Until the middle 1990s, there was something cultish about it. It was like a secret society. It was about many things.
In the Idi Amin and Milton Obote II periods, it was the last refuge of an embattled Ugandan middle class and elite. 

Impoverished, beaten down, and with its wealth diminished, cricket was one of the few places where it could express itself without intrusion from the forces of Ugandan Power. Amin’s son, or Brig. Oyite Ojok’s nephew was never going to play cricket. It was incomprehensible and didn’t seem adrenalin-inducing enough with its ritualistic moves. And because their kin wouldn’t play or watch, their fathers and uncles, with their menacing guns and bodyguards, didn’t show up either. The cricket stands were a safe space.

The spectators weren’t loud. And they would wrap themselves in a cosmopolitan world that had been shattered, in their sun hats, dark glasses, and white blouses/shirts and polo shirts. White clothes and hats in Kampala’s dust seemed rather foolish, but no bigger middle finger one would give to the decay and brutality around, and go home with all fingers intact.

Think of it; weekly, lecturers at Makerere University, doctors in Mulago, senior civil servants, business people, playwrights and actors, outspoken priests, college principals and teachers, and relatives of exiles abroad were being seized by security operatives, thrown into the boots of cars, never to be seen again. The lucky families would find the bodies of their loved ones rotting in Namanve forest or floating on Lake Victoria or River Nile, partially eaten by crocodiles. 

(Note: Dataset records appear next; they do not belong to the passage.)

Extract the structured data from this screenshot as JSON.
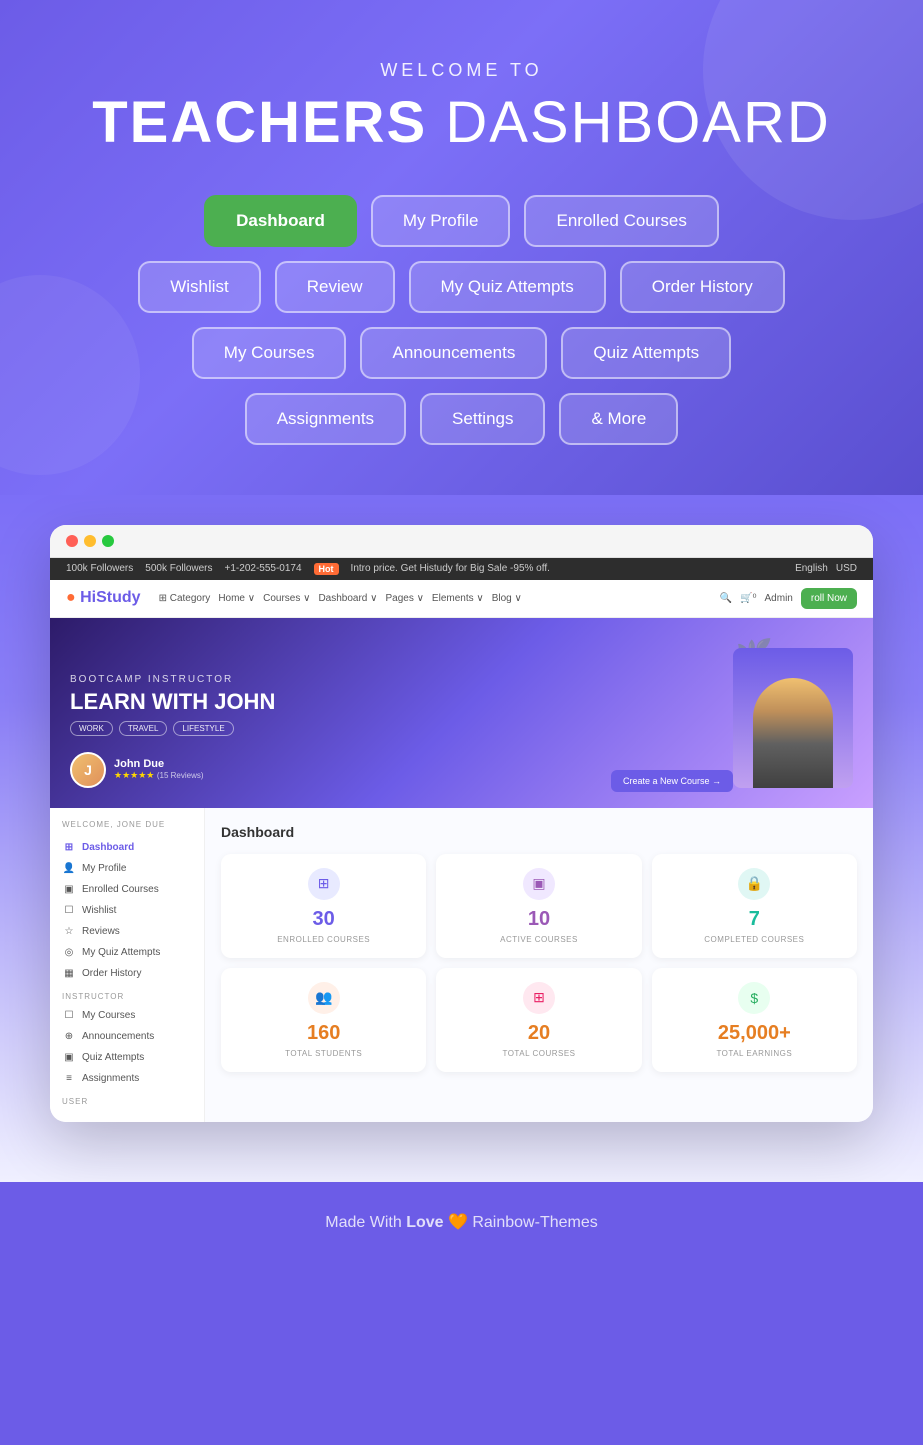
{
  "hero": {
    "welcome": "WELCOME TO",
    "title_bold": "TEACHERS",
    "title_light": " DASHBOARD"
  },
  "nav_buttons": {
    "row1": [
      {
        "label": "Dashboard",
        "active": true
      },
      {
        "label": "My Profile",
        "active": false
      },
      {
        "label": "Enrolled Courses",
        "active": false
      }
    ],
    "row2": [
      {
        "label": "Wishlist",
        "active": false
      },
      {
        "label": "Review",
        "active": false
      },
      {
        "label": "My Quiz Attempts",
        "active": false
      },
      {
        "label": "Order History",
        "active": false
      }
    ],
    "row3": [
      {
        "label": "My Courses",
        "active": false
      },
      {
        "label": "Announcements",
        "active": false
      },
      {
        "label": "Quiz Attempts",
        "active": false
      }
    ],
    "row4": [
      {
        "label": "Assignments",
        "active": false
      },
      {
        "label": "Settings",
        "active": false
      },
      {
        "label": "& More",
        "active": false
      }
    ]
  },
  "topbar": {
    "followers_fb": "100k Followers",
    "followers_in": "500k Followers",
    "phone": "+1-202-555-0174",
    "hot_label": "Hot",
    "promo": "Intro price. Get Histudy for Big Sale -95% off.",
    "language": "English",
    "currency": "USD"
  },
  "sitenav": {
    "logo": "HiStudy",
    "links": [
      "Category",
      "Home",
      "Courses",
      "Dashboard",
      "Pages",
      "Elements",
      "Blog"
    ],
    "admin": "Admin",
    "enroll": "roll Now"
  },
  "banner": {
    "subtitle": "BOOTCAMP INSTRUCTOR",
    "title": "LEARN WITH JOHN",
    "tags": [
      "WORK",
      "TRAVEL",
      "LIFESTYLE"
    ],
    "instructor_name": "John Due",
    "reviews": "(15 Reviews)",
    "create_btn": "Create a New Course →"
  },
  "sidebar": {
    "welcome": "WELCOME, JONE DUE",
    "student_items": [
      {
        "icon": "⊞",
        "label": "Dashboard",
        "active": true
      },
      {
        "icon": "👤",
        "label": "My Profile",
        "active": false
      },
      {
        "icon": "▣",
        "label": "Enrolled Courses",
        "active": false
      },
      {
        "icon": "☐",
        "label": "Wishlist",
        "active": false
      },
      {
        "icon": "☆",
        "label": "Reviews",
        "active": false
      },
      {
        "icon": "◎",
        "label": "My Quiz Attempts",
        "active": false
      },
      {
        "icon": "▦",
        "label": "Order History",
        "active": false
      }
    ],
    "instructor_label": "INSTRUCTOR",
    "instructor_items": [
      {
        "icon": "☐",
        "label": "My Courses",
        "active": false
      },
      {
        "icon": "⊕",
        "label": "Announcements",
        "active": false
      },
      {
        "icon": "▣",
        "label": "Quiz Attempts",
        "active": false
      },
      {
        "icon": "≡",
        "label": "Assignments",
        "active": false
      }
    ],
    "other_label": "USER"
  },
  "dashboard": {
    "title": "Dashboard",
    "stats": [
      {
        "icon": "⊞",
        "icon_type": "blue",
        "value": "30",
        "value_color": "blue-text",
        "label": "ENROLLED COURSES"
      },
      {
        "icon": "▣",
        "icon_type": "purple",
        "value": "10",
        "value_color": "purple-text",
        "label": "ACTIVE COURSES"
      },
      {
        "icon": "🔒",
        "icon_type": "teal",
        "value": "7",
        "value_color": "teal-text",
        "label": "COMPLETED COURSES"
      },
      {
        "icon": "👥",
        "icon_type": "orange",
        "value": "160",
        "value_color": "orange-text",
        "label": "TOTAL STUDENTS"
      },
      {
        "icon": "⊞",
        "icon_type": "pink",
        "value": "20",
        "value_color": "orange-text",
        "label": "TOTAL COURSES"
      },
      {
        "icon": "$",
        "icon_type": "green",
        "value": "25,000+",
        "value_color": "orange-text",
        "label": "TOTAL EARNINGS"
      }
    ]
  },
  "footer": {
    "text_start": "Made With ",
    "text_bold": "Love",
    "heart": "🧡",
    "text_end": " Rainbow-Themes"
  }
}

The cricket families were drawn from this. To show up playing in all-white in this environment, couldn’t be an innocent act. Yet, as a statement made in contrast to the “darkness” and brutality out there, it was not something done deliberately. It was the product of a “felt sense”. In much the same way poetry is a repudiation of the vile prose of authority and the propaganda of an authoritarian regime.

Cricket has a complicated history. In one respect, it was the British coloniser’s game, and the sport of the Ugandan Asian community, in the period when there was a degree of segregation. Then things changed. On the margins, with the “poorer” Asians, the up-country Mzungus, and Asian communities in the then thriving industrial town of Jinja, and places like Mbale and Fort Portal, it evolved into the sport of urban multicultural society.
That now seems a very long time ago, and the history is thin or hasn’t been written. Ugandan contemporary society and of that era are as different as day and night.
Some of its politics today are from the Amin and Obote playbooks, but it is a whole new country. Its population is four times larger.  Culturally it is far more integrated, and there is greater social mobility.

It is a country reshaped by exile, war, and a vast diaspora that has further driven its globalisation. Ugandan Asians, though still fabulously wealthy, and involved in cricket, are less socially visible. They are a tiny percentage of the over 70,000 who were expelled by Field Marshal Amin in 1972 (some things don’t change though. At that time Asians accounted for 90 percent of Uganda’s revenues. At the last count, despite making up less than one percent of the population, it is reckoned they contribute up to 65 percent of Uganda’s tax revenues).

Cricket, like others, is no longer a statement sport. It is mostly a signal of the social changes above. I would never have imagined that cricket would be played in anything but white. That the helmet would be worn over ponytails or dreadlocked hair. Or, God forbid, that a cricketer would be tattooed.
Yet here we are, and all sorts of wild colours are out there. Bright red, blue, green, name it. The Cricket Cranes are bright yellow, with some cool designs on them. Cricketers’ necks look like graffiti walls. Yet, for some strange reason, I don’t miss the good old days.